New point - added weight.
No matter what you do, adding a motor will add the weight of the motor, wiring, batteries, and controller. In a modern lithium-something battery this will probably be below 10 kilograms, but that's very roughly doubling the standing weight of the bike. It will feel different with that change, more-so if you mount the batteries high up.
I suggest you buy the bike you want, don't look to mod a brand new bike. A new ebike would have the batteries placed inside the downtube, or aft of the seat tube. This helps overall weight distribution.
A retrofit kit might use up a bottle cage mount which isn't good because as noted, batteries are heavy and two little M5 bolts are barely up to the task.

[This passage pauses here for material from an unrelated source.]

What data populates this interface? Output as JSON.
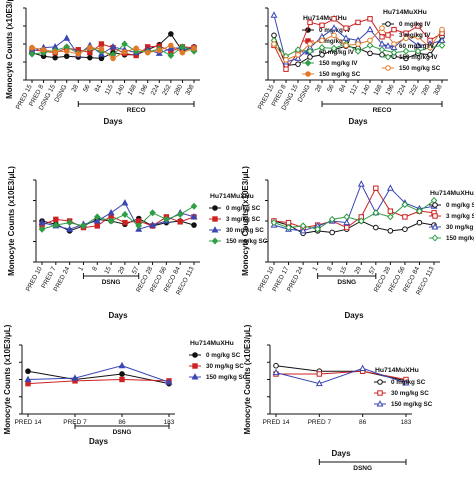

Other retrofit kits include a carrier/rack and locate the batteries high over the rear axle. This is particularly sub-optimal because the added weight is 100% on the rear, which is moving the balance away from the 60/40 ideal.
TL:DR; get the ebike you want - buying a bike to retrofit an electrification kit will result in a poorer bike than one built to be electrified.
Rephrasing that on the question - look for a bike that lets you mount the batteries inside the frame, or in a properly secured way that is low on the frame. Not a bottle cage mount, and not a rack mount. Downside - they don't exist, so if you want an ebike, buy an ebike.